The Fourier transform is a neural network

Is there anything deep here? There's a parametrized representation of a function and it's being interpreted as a neural network, why is this surprising? It's like saying that Newton's second law is a neural network: F=ma can be written log(F) = log(m) + log(a). Aha, this is a neural network! The inputs are m and a, the first layer is sparsely connected with log activation functions, the second layer is fully connected with an exponential activation function:

F = exp(c1 * o1 + c2 * o2) o1 = log(c3 * a + c4 * m) o2 = log(c5 * a + c6 * m)

If you feed it enough data you'll find c1=c2=c3=c6=1 and c4=c5=0.

But saying that Newton's second law is a Neural Network, while correct, seems a bit deceptive in that it's not a deep idea at all.
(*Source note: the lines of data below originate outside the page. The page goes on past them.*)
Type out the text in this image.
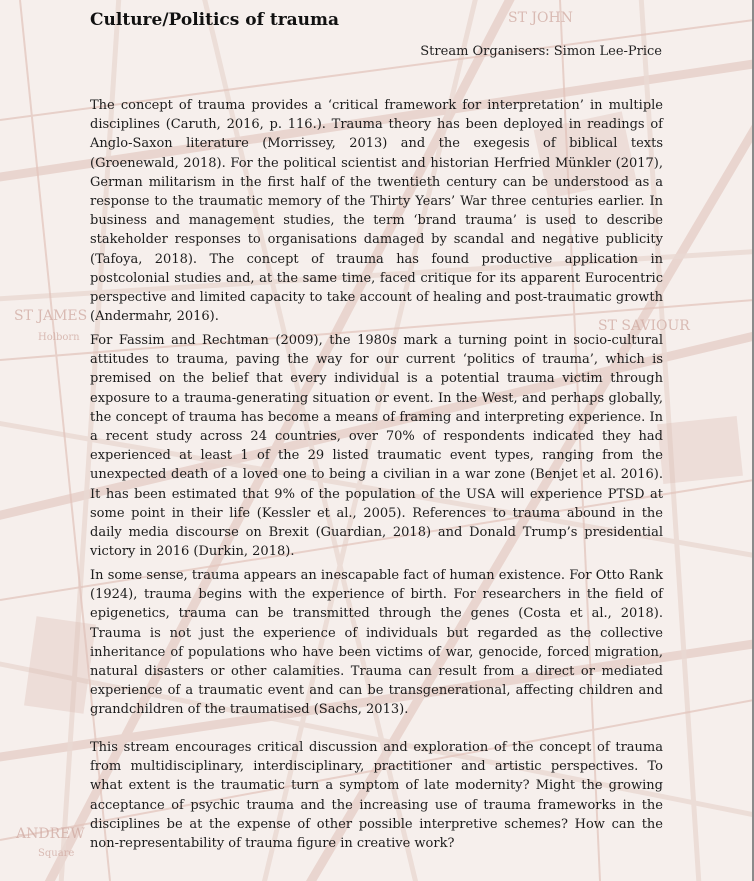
ST JOHN
ST JAMES
ST SAVIOUR
ANDREW
Holborn
Square
Culture/Politics of trauma
Stream Organisers: Simon Lee-Price

The concept of trauma provides a ‘critical framework for interpretation’ in multiple disciplines (Caruth, 2016, p. 116.). Trauma theory has been deployed in readings of Anglo-Saxon literature (Morrissey, 2013) and the exegesis of biblical texts (Groenewald, 2018). For the political scientist and historian Herfried Münkler (2017), German militarism in the first half of the twentieth century can be understood as a response to the traumatic memory of the Thirty Years’ War three centuries earlier. In business and management studies, the term ‘brand trauma’ is used to describe stakeholder responses to organisations damaged by scandal and negative publicity (Tafoya, 2018). The concept of trauma has found productive application in postcolonial studies and, at the same time, faced critique for its apparent Eurocentric perspective and limited capacity to take account of healing and post-traumatic growth (Andermahr, 2016).

For Fassim and Rechtman (2009), the 1980s mark a turning point in socio-cultural attitudes to trauma, paving the way for our current ‘politics of trauma’, which is premised on the belief that every individual is a potential trauma victim through exposure to a trauma-generating situation or event. In the West, and perhaps globally, the concept of trauma has become a means of framing and interpreting experience. In a recent study across 24 countries, over 70% of respondents indicated they had experienced at least 1 of the 29 listed traumatic event types, ranging from the unexpected death of a loved one to being a civilian in a war zone (Benjet et al. 2016). It has been estimated that 9% of the population of the USA will experience PTSD at some point in their life (Kessler et al., 2005). References to trauma abound in the daily media discourse on Brexit (Guardian, 2018) and Donald Trump’s presidential victory in 2016 (Durkin, 2018).

In some sense, trauma appears an inescapable fact of human existence. For Otto Rank (1924), trauma begins with the experience of birth. For researchers in the field of epigenetics, trauma can be transmitted through the genes (Costa et al., 2018). Trauma is not just the experience of individuals but regarded as the collective inheritance of populations who have been victims of war, genocide, forced migration, natural disasters or other calamities. Trauma can result from a direct or mediated experience of a traumatic event and can be transgenerational, affecting children and grandchildren of the traumatised (Sachs, 2013).

This stream encourages critical discussion and exploration of the concept of trauma from multidisciplinary, interdisciplinary, practitioner and artistic perspectives. To what extent is the traumatic turn a symptom of late modernity? Might the growing acceptance of psychic trauma and the increasing use of trauma frameworks in the disciplines be at the expense of other possible interpretive schemes? How can the non-representability of trauma figure in creative work?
montebicyclelo · 5 years ago

Op here, IMO the "deepest" bit is [1] - the network learns the DFT in order to reconstruct the signal, and is not explicitly trained on the DFT values from the FFT.
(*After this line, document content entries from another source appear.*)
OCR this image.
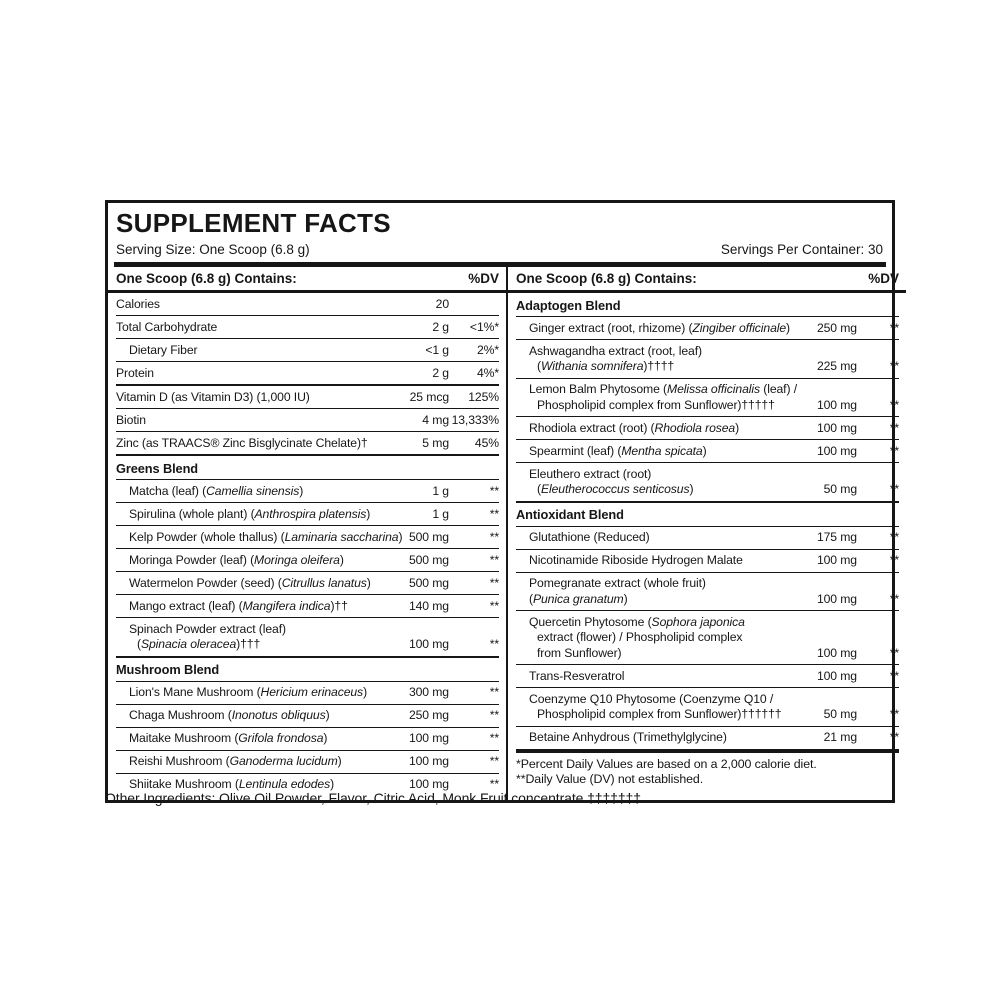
SUPPLEMENT FACTS
Serving Size: One Scoop (6.8 g)	Servings Per Container: 30
One Scoop (6.8 g) Contains:	%DV
Calories	20
Total Carbohydrate	2 g	<1%*
Dietary Fiber	<1 g	2%*
Protein	2 g	4%*
Vitamin D (as Vitamin D3) (1,000 IU)	25 mcg	125%
Biotin	4 mg 13,333%
Zinc (as TRAACS® Zinc Bisglycinate Chelate)†	5 mg	45%
Greens Blend
Matcha (leaf) (Camellia sinensis)	1 g	**
Spirulina (whole plant) (Anthrospira platensis)	1 g	**
Kelp Powder (whole thallus) (Laminaria saccharina) 500 mg	**
Moringa Powder (leaf) (Moringa oleifera)	500 mg	**
Watermelon Powder (seed) (Citrullus lanatus)	500 mg	**
Mango extract (leaf) (Mangifera indica)††	140 mg	**
Spinach Powder extract (leaf)
(Spinacia oleracea)†††	100 mg	**
Mushroom Blend
Lion's Mane Mushroom (Hericium erinaceus)	300 mg	**
Chaga Mushroom (Inonotus obliquus)	250 mg	**
Maitake Mushroom (Grifola frondosa)	100 mg	**
Reishi Mushroom (Ganoderma lucidum)	100 mg	**
Shiitake Mushroom (Lentinula edodes)	100 mg	**
One Scoop (6.8 g) Contains:	%DV
Adaptogen Blend
Ginger extract (root, rhizome) (Zingiber officinale)	250 mg	**
Ashwagandha extract (root, leaf)
(Withania somnifera)††††	225 mg	**
Lemon Balm Phytosome (Melissa officinalis (leaf) /
Phospholipid complex from Sunflower)†††††	100 mg	**
Rhodiola extract (root) (Rhodiola rosea)	100 mg	**
Spearmint (leaf) (Mentha spicata)	100 mg	**
Eleuthero extract (root)
(Eleutherococcus senticosus)	50 mg	**
Antioxidant Blend
Glutathione (Reduced)	175 mg	**
Nicotinamide Riboside Hydrogen Malate	100 mg	**
Pomegranate extract (whole fruit)
(Punica granatum)	100 mg	**
Quercetin Phytosome (Sophora japonica
extract (flower) / Phospholipid complex
from Sunflower)	100 mg	**
Trans-Resveratrol	100 mg	**
Coenzyme Q10 Phytosome (Coenzyme Q10 /
Phospholipid complex from Sunflower)††††††	50 mg	**
Betaine Anhydrous (Trimethylglycine)	21 mg	**
*Percent Daily Values are based on a 2,000 calorie diet.
**Daily Value (DV) not established.
Other Ingredients: Olive Oil Powder, Flavor, Citric Acid, Monk Fruit concentrate.†††††††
Admittedly, I should have mentioned that any linear transform can be considered to be a single layer neural network (if you want to see the world through a neural network lens), and will add this to the post at some point.

In fact, I have a series of posts planned, which will reveal that well known algorithms/models are actually neural networks...

[1] https://sidsite.com/posts/fourier-nets/#learning-the-fourier...

hctaw · 5 years ago

> I should have mentioned that any linear transform can be considered to be a single layer neural network

I think this should be turned around. A single layer neural network can be considered a linear mapping (but not necessarily an orthogonal transform or change of basis, like the DFT).

A more clear example of this are adaptive filters, which are trained in real time using gradient descent.

This is an important distinction because thinking of "X is a Neural Net" doesn't provide meaningful insight, whereas "Neural Nets with X properties are a case of linear dynamic systems, here's an example of how we can equate one linear transformation to a neural net" leads you to deeper conclusions on the analysis and synthesis of ANNs in the context of dynamics - which encompasses a much larger surface area than the DFT.

mochomocha · 5 years ago

You might be interested in this line of work: https://eng.uber.com/neural-networks-jpeg/

Training straight from DCT coefficients to avoid spending time learning a similar representation in the bottom layers of the net. I've personally toyed with something similar on GANs to gauge the computational benefits of not doing convolutions in the bottom layers of a net but learning directly in a FFT-like compressed space instead.

aesthesia · 5 years ago

As far as I can tell, you're still using a fixed inverse DFT as the reconstruction layer, so it's not just rediscovering the DFT on its own. Instead of learning a linear transformation from input-output pairs, it's learning the inverse of a linear transformation when that transformation is given as an oracle. It's not terribly surprising that this works, although there are probably some interesting issues of numerical conditioning in the general case.

suvakov · 5 years ago

Actually, "learns" here means to fit reverse linear transformation a.k.a. inverse matrix. He defines reverse FT matrix and using gradient descent numerically converges to inverse matrix. Nothing more than inefficient way to solve system of linear equations.

volta83 · 5 years ago

> But saying that Newton's second law is a Neural Network, while correct, seems a bit deceptive in that it's not a deep idea at all.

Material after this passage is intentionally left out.